Aufgrund dieser Idealisierung, durch die der Ritter nur noch zu der Dame aufsehen kann, wird sie für ihn zu einem unerreichbaren Wesen. In Reinmars Gedicht zeigt sich die Idealisierung an zwei Stellen besonders deutlich. Zum einen steht für das lyrische Ich fest, dass es sich bei seiner Angebeteten um eine Frau handelt, „der ich enkan nâch ir vil grôzen werdekeit gesprechen wol.“[5] Die Vollkommenheit der Frau erscheint also als so groß, dass der Werbende es gar nicht erst versuchen will, sie in Worte zu fassen.
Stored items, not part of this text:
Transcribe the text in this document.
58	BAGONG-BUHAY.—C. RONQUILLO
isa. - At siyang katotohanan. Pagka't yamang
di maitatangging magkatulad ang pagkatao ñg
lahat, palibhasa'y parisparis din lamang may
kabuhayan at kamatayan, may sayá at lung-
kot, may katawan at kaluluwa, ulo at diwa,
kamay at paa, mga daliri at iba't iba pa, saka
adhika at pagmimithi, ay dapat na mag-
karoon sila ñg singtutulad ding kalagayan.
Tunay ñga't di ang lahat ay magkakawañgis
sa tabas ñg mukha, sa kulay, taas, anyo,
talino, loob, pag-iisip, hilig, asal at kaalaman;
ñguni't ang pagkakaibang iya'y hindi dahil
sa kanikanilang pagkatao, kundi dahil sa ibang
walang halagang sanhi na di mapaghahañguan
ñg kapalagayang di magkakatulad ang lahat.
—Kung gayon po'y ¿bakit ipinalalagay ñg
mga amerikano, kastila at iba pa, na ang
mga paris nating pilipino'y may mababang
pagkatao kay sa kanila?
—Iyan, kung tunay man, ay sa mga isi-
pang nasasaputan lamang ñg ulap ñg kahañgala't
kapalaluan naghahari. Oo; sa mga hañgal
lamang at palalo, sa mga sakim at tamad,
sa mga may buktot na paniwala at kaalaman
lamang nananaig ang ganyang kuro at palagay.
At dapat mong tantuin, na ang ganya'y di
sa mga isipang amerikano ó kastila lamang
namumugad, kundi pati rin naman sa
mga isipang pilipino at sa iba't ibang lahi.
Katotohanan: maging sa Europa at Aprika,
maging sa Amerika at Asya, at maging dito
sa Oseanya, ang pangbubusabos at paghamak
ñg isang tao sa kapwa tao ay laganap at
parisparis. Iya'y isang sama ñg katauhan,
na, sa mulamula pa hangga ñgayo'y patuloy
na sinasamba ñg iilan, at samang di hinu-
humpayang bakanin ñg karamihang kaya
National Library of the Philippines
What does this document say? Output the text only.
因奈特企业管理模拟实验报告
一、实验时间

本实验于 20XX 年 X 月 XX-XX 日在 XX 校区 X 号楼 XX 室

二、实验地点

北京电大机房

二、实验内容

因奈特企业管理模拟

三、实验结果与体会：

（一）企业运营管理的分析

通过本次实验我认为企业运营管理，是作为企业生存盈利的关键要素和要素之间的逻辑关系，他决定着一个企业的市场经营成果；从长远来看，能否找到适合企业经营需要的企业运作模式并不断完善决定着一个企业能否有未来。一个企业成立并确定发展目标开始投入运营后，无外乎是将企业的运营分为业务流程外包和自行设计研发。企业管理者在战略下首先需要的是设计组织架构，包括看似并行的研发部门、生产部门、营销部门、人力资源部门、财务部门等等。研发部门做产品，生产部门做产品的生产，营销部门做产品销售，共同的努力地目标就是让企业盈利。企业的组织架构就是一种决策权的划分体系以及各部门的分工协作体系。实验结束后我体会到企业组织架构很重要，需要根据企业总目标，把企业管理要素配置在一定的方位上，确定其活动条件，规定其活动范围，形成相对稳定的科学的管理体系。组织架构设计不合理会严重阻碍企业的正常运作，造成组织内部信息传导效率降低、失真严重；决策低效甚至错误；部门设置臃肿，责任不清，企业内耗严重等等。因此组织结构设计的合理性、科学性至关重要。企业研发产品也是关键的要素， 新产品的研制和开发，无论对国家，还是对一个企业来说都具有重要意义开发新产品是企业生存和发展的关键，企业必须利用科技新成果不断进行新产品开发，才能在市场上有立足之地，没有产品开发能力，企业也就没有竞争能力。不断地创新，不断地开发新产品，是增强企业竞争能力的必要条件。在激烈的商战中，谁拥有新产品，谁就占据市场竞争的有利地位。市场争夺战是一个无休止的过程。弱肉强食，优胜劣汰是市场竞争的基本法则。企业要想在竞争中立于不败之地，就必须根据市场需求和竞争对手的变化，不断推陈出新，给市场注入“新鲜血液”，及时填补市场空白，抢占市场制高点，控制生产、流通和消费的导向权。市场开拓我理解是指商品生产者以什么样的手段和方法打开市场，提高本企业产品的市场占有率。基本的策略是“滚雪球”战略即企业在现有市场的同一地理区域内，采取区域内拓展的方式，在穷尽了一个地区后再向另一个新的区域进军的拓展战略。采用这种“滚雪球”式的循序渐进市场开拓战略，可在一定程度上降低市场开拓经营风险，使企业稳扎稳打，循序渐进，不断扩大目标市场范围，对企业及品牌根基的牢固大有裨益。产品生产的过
Auch in der dritten Strophe, in der das lyrische Ich mitteilt, schon ein einziger Kuss von der Frau würde für ihn ein unglaubliches Glück („saelde“[6]) bedeuten, wird die Idealisierung mehr als deutlich.

Die erste Strophe des Gedichts endet weiterhin mit der Aussage „daz ist in mat“, womit der Werbende zum Ausdruck bringen will, keine Frau könne es mit der Besagten aufnehmen. Hier wird die eine Frau also tatsächlich, wie schon im Vorangegangenen beschrieben zum Ideal für alle Frauen, da sie ihnen allen voransteht.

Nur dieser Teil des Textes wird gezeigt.